L'introduction se fait dans un moment calme, idéalement au moment du coucher où bébé est détendu mais somnolent. Si la sucette est refusée d'emblée, il ne faut pas insister : il suffit de réessayer quelques jours plus tard, éventuellement avec un autre modèle.
L'usage modéré et limité dans le temps de la sucette n'altère pas significativement la dentition du nourrisson. Le risque orthodontique apparaît principalement lors d'un usage prolongé au-delà de 2-3 ans : béance antérieure (les incisives ne se touchent plus), palais ogival (palais creusé en hauteur), chevauchements dentaires, retard d'acquisition du langage et articulation altérée des sons.
Le choix d'une sucette à forme physionomique ou orthodontique limite l'impact par rapport aux sucettes rondes classiques. La durée d'utilisation reste le facteur le plus déterminant : plus l'usage est prolongé et intensif, plus le risque augmente. Une consultation chez le chirurgien-dentiste pédiatrique vers 2-3 ans permet d'évaluer l'éventuel retentissement et de personnaliser le calendrier de sevrage. Pour les gencives irritées en général, des ressources spécifiques existent.
L'hygiène irréprochable conditionne la sécurité sanitaire de l'enfant :
Disposer de plusieurs sucettes identiques en rotation facilite l'entretien et limite les ruptures. Pour le lait infantile en général, des ressources spécifiques existent.
L'usage nocturne de la sucette est considéré comme sûr et même bénéfique selon les recommandations actuelles. Plusieurs études ont documenté un effet protecteur de la sucette utilisée à l'endormissement contre la mort inattendue du nourrisson, raison pour laquelle elle est aujourd'hui intégrée aux mesures de prévention.
Plusieurs précautions s'imposent néanmoins :
Pour le sommeil de l'enfant en général, des ressources spécifiques existent.
Le sevrage progressif est recommandé entre 2 et 4 ans au plus tard, selon les chirurgiens-dentistes pédiatriques, pour limiter les risques bucco-dentaires et favoriser l'acquisition harmonieuse du langage. Au-delà, les conséquences possibles incluent béance antérieure, palais ogival, retard d'acquisition du langage, articulation altérée et otites moyennes récidivantes.

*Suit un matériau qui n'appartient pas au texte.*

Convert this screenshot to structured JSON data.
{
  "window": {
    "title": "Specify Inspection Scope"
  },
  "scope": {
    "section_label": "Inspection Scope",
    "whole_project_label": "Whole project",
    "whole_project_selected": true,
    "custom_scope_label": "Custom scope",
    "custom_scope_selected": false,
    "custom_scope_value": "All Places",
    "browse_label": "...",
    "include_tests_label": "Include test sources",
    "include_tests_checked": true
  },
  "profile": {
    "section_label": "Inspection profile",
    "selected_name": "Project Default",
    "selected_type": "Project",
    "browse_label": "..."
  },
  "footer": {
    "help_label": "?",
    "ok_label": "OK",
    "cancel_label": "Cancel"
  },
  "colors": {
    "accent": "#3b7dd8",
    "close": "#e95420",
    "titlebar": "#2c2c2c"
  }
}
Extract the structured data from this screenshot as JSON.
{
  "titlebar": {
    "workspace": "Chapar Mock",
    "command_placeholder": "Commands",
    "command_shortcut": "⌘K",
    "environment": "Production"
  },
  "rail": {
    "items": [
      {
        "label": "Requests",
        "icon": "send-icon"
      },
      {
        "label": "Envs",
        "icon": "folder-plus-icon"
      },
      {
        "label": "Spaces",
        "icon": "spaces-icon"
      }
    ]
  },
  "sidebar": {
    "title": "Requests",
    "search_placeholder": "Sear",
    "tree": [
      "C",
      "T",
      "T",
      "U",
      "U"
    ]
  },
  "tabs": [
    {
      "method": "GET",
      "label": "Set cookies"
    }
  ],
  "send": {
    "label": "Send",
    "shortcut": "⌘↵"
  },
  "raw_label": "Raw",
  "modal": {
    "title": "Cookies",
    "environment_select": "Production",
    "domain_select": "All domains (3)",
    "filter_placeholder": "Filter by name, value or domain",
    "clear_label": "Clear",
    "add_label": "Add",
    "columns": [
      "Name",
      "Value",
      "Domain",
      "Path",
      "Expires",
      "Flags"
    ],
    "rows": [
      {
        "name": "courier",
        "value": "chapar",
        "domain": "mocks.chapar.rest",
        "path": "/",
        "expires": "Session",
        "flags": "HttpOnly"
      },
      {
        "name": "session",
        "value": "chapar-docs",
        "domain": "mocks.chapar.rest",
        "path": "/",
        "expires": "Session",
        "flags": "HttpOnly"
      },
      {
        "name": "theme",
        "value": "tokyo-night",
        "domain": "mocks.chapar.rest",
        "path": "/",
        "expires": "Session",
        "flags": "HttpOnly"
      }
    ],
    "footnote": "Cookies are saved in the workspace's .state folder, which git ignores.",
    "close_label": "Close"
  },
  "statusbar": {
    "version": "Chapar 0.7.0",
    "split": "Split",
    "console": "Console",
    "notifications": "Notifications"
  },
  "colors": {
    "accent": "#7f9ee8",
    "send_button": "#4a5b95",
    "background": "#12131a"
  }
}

Plusieurs stratégies de sevrage progressif facilitent la transition :
Une consultation chez le chirurgien-dentiste pédiatrique vers 2-3 ans permet d'évaluer l'éventuel impact bucco-dentaire et de personnaliser le calendrier de sevrage. Votre pharmacien titulaire reste un interlocuteur précieux pour accompagner ces différentes étapes, en complément du suivi pédiatrique régulier.